OpenAI has faced outrage in recent months from those who suggested it is moving too quickly and recklessly to develop more powerful artificial intelligence. The company appears intent on showing that it takes AI safety seriously. Today, it unveiled research that it says could help researchers scrutinize AI models even as they become more capable and useful.
The new technique is one of several AI safety ideas the company has touted in recent weeks. It involves two AI models having a conversation that forces the more powerful model to be more transparent, or “readable,” with its reasoning so that humans can understand what it’s up to.
“This is the core of the mission to [artificial general intelligence] “This is both safe and useful,” Yining Chen, a researcher at OpenAI involved in the work, tells WIRED.
So far, the work has been tested on an AI model designed to solve simple math problems. The OpenAI researchers asked the AI model to explain its reasoning as it answered questions or solved problems. A second model was trained to detect whether the answers were correct or not, and the researchers found that passing the two models back and forth encouraged the math model to be more direct and transparent with its reasoning.
OpenAI is publishing a paper describing the approach. “It’s part of the long-term plan for security research,” says Jan Hendrik Kirchner, another OpenAI researcher involved in the work. “We hope that other researchers can follow up on this and maybe try other algorithms.”
Transparency and explainability are major concerns for AI researchers working to build more powerful systems. Large language models can sometimes provide reasonable explanations for how they reached a conclusion, but a major concern is that future models could become more opaque or even misleading in the explanations they provide—perhaps by pursuing an undesirable goal while lying about it.
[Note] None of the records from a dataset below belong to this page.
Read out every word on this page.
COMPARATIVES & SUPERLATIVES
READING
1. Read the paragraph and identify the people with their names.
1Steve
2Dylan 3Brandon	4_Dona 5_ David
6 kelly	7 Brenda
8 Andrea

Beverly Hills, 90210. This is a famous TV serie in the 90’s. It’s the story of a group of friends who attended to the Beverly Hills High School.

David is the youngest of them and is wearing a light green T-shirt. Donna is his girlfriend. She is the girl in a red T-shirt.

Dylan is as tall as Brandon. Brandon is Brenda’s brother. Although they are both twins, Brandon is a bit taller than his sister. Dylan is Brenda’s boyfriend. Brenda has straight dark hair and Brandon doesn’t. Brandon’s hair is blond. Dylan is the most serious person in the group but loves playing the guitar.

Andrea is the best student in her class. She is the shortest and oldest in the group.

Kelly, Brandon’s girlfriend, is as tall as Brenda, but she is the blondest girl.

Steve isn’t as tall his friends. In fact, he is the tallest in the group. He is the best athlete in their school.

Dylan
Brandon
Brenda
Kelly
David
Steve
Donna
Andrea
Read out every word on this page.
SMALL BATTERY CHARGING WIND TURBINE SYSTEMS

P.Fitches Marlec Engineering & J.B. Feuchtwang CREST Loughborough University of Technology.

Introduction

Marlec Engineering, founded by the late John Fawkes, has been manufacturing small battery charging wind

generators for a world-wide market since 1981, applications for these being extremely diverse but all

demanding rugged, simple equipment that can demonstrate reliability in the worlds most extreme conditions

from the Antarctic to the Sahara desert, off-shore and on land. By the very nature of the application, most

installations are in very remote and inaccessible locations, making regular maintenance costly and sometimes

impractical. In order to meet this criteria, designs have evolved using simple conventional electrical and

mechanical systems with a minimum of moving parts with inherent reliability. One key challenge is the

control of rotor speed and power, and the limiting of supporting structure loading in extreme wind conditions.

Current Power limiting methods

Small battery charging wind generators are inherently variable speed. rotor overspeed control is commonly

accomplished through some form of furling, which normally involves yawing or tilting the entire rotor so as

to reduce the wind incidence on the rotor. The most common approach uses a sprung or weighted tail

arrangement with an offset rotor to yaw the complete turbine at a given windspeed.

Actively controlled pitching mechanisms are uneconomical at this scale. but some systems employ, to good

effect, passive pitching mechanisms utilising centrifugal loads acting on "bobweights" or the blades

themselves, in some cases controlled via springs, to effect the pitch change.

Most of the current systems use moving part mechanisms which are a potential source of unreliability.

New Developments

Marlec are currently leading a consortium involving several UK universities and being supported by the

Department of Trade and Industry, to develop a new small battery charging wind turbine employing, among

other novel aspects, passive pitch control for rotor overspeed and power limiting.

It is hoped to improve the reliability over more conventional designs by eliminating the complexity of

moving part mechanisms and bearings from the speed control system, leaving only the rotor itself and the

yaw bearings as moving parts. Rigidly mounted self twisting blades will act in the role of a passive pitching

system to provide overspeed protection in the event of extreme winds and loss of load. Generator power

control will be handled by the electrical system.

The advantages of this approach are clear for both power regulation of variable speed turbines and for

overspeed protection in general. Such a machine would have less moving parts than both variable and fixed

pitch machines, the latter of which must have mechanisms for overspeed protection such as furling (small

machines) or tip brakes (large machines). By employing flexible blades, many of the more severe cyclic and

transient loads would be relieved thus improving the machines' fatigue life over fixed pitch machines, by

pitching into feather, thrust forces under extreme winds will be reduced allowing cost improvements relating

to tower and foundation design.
The research unveiled today is part of a broader effort to understand how the large language models that form the core of programs like ChatGPT work. It’s one of several techniques that could help make more powerful AI models more transparent, and therefore more secure. OpenAI and other companies are also exploring more mechanistic ways to peer into the inner workings of large language models.
OpenAI has been revealing more of its work on AI safety in recent weeks after facing criticism of its approach. In May, WIRED learned that a team of researchers focused on studying long-term AI risks had been disbanded. The move comes shortly after the departure of co-founder and key engineering leader Ilya Sutskever, who was among the board members who briefly ousted CEO Sam Altman last November.
OpenAI was founded on the promise of making AI more transparent to scrutiny and more secure. After the massive success of ChatGPT and intensifying competition from well-backed rivals, some have accused the company of prioritizing splashy progress and market share over security.
Daniel Kokotajlo, a researcher who left OpenAI and signed an open letter criticizing the company’s approach to AI safety, says the new work is important but incremental, and that it doesn’t change the fact that the companies building the technology need more oversight. “The situation we’re in remains unchanged,” he says. “Opaque, unaccountable, unregulated companies competing to build artificial superintelligence with no real plan for how to police it.”
Another source with knowledge of OpenAI’s inner workings, who spoke on condition of anonymity because they’re not authorized to speak publicly, says external oversight of AI companies is also needed. “The question is whether they’re serious about the kinds of processes and governance mechanisms you need to put societal benefit before profit,” the source says. “Not whether they’re going to let their researchers do some security stuff.”